Però poi Galileo "scivolò" sulle maree. «Lì prese un abbaglio. Sostenne che le maree erano la prova che la Terra gira su se stessa. L’argomento non reggeva: la marea è il periodico abbassarsi e alzarsi del livello del mare per l’attrazione gravitazionale della Luna e (in misura ridotta) del Sole».
Gli era stato suggerito di presentare la sua intuizione, l’eliocentrismo, come 'ipotesi'. Perché non accettò? «Sarebbe stato vergognoso che il massimo scienziato dell’epoca affermasse una cosa in cui non credeva (poi purtroppo dovette farlo). Galileo è grande perché ha una visione nuova dell’astronomia, e della scienza in generale. Prima di lui l’astronomia serviva soprattutto ad accertare la data della Pasqua, oppure quando sarebbero avvenute le eclissi. Con Galileo si comincia a studiare gli astri come corpi fisici, come oggetti, in qualche modo simili alla Terra. Lui scopre che la Luna ha le sue montagne (e, se è fatta di roccia, ha la stessa natura fisica della Terra); Venere ha le sue fasi, anche il Sole gira su se stesso (Galileo lo ha dedotto osservando le macchie solari; ha notato che si spostano, perché c’è una rotazione). Inoltre si volta pagina rispetto a un’astronomia 'trascendente': secondo il sistema classico, i corpi celesti si muovono su sfere di cristallo concentriche alla Terra; ciascun pianeta ha la sua sfera. Galileo è un grande innovatore con la legge della caduta dei gravi, con varie applicazioni nel moto dei proiettili, e con studi d’avanguardia sulla resistenza meccanica dei corpi. È il primo a realizzare strumenti che servono a studiare una legge fisica ».

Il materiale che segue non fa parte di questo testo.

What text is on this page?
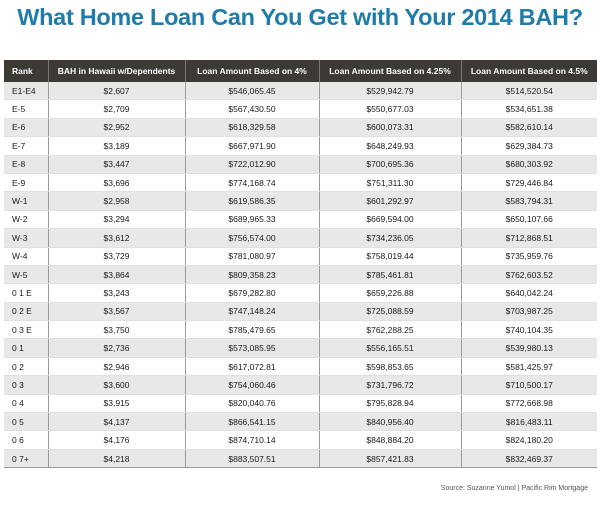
What Home Loan Can You Get with Your 2014 BAH?
Rank	BAH in Hawaii w/Dependents	Loan Amount Based on 4%	Loan Amount Based on 4.25%	Loan Amount Based on 4.5%
E1-E4	$2,607	$546,065.45	$529,942.79	$514,520.54
E-5	$2,709	$567,430.50	$550,677.03	$534,651.38
E-6	$2,952	$618,329.58	$600,073.31	$582,610.14
E-7	$3,189	$667,971.90	$648,249.93	$629,384.73
E-8	$3,447	$722,012.90	$700,695.36	$680,303.92
E-9	$3,696	$774,168.74	$751,311.30	$729,446.84
W-1	$2,958	$619,586.35	$601,292.97	$583,794.31
W-2	$3,294	$689,965.33	$669,594.00	$650,107.66
W-3	$3,612	$756,574.00	$734,236.05	$712,868.51
W-4	$3,729	$781,080.97	$758,019.44	$735,959.76
W-5	$3,864	$809,358.23	$785,461.81	$762,603.52
0 1 E	$3,243	$679,282.80	$659,226.88	$640,042.24
0 2 E	$3,567	$747,148.24	$725,088.59	$703,987.25
0 3 E	$3,750	$785,479.65	$762,288.25	$740,104.35
0 1	$2,736	$573,085.95	$556,165.51	$539,980.13
0 2	$2,946	$617,072.81	$598,853.65	$581,425.97
0 3	$3,600	$754,060.46	$731,796.72	$710,500.17
0 4	$3,915	$820,040.76	$795,828.94	$772,668.98
0 5	$4,137	$866,541.15	$840,956.40	$816,483.11
0 6	$4,176	$874,710.14	$848,884.20	$824,180.20
0 7+	$4,218	$883,507.51	$857,421.83	$832,469.37
Source: Suzanne Yumol | Pacific Rim Mortgage
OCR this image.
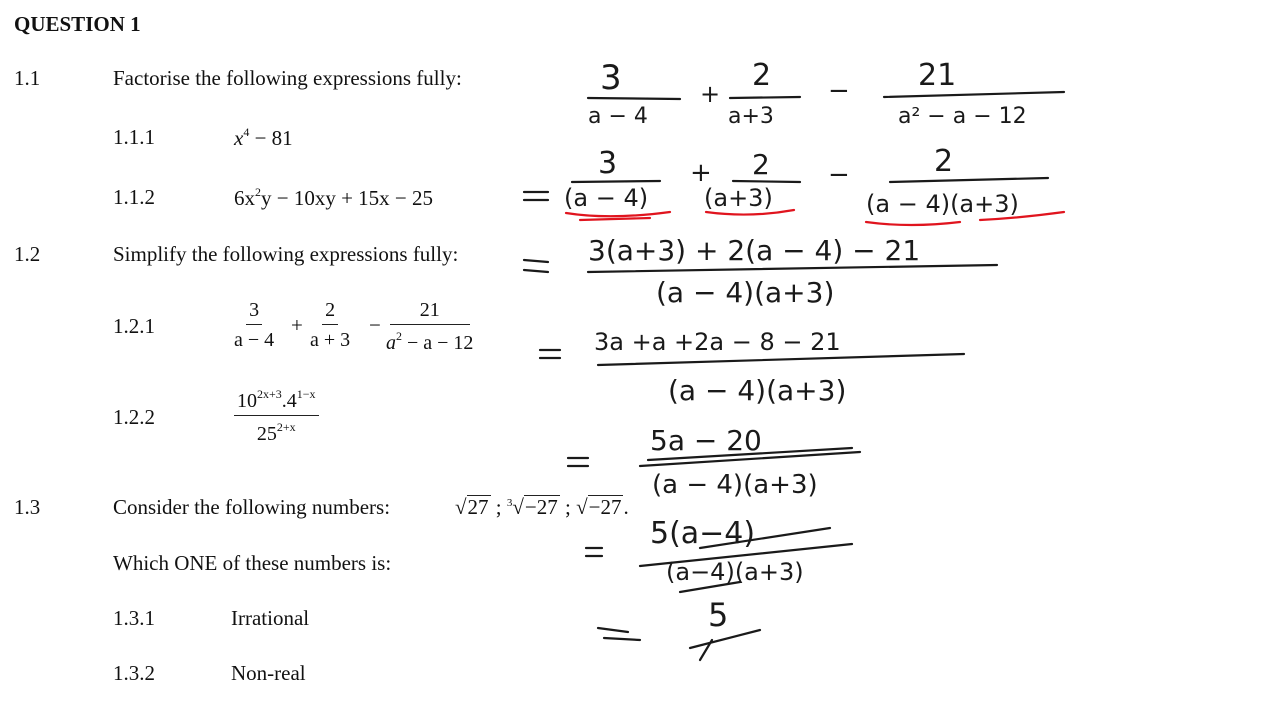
QUESTION 1
1.1	Factorise the following expressions fully:
1.1.1	$x^4 - 81$
1.1.2	$6x^2y - 10xy + 15x - 25$
1.2	Simplify the following expressions fully:
1.2.1	$\frac{3}{a - 4} + \frac{2}{a + 3} - \frac{21}{a^2 - a - 12}$
1.2.2	$\frac{10^{2x+3}.4^{1-x}}{25^{2+x}}$
1.3	Consider the following numbers:	√27 ; $^3$√−27 ; √−27.
Which ONE of these numbers is:
1.3.1	Irrational
1.3.2	Non-real
3
a − 4
+
2
a+3
− 21
a² − a − 12
3
(a − 4)
+ 2
(a+3)
−	2
(a − 4)(a+3)
3(a+3) + 2(a − 4) − 21
(a − 4)(a+3)
3a +a +2a − 8 − 21
(a − 4)(a+3)
5a − 20
(a − 4)(a+3)
5(a−4)
(a−4)(a+3)
5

Il 2009 è anche l’Anno di Darwin, sono 150 anni dalla pubblicazione dell’«Origine delle specie». Quali novità scientifiche sul tappeto? «Alla luce delle conoscenze rese possibili dalla genomica, possiamo affermare che l’evoluzione è un fatto e non più una teoria. Si conoscono i genomi dell’uomo, delle scimmie e di altri animali, con studi compiuti sui fossili e sulle specie viventi. La storia della vita sulla Terra ha un’ossatura molto solida. È possibile ricostruire l’albero genealogico e stabilire 'chi è parente di chi'. Una conferma viene, ad esempio, dalla vitamina C, che l’organismo umano non può produrre. Il gene necessario si trova nel Dna dell’uomo e dello scimpanzè nella stessa posizione in cui si trova nel Dna di quasi tutti gli animali. Ma, sia nell’uomo che nello scimpanzé, il gene è difettoso, risulta rotto allo stesso modo. Una prova, tra tante, della 'parentela' genetica tra scimpanzé e uomo. L’interpretazione evoluzionistica è che scimmie e primati (incluso l’uomo) si procurano la vitamina C mangiando frutta, e non hanno quindi bisogno di questo gene».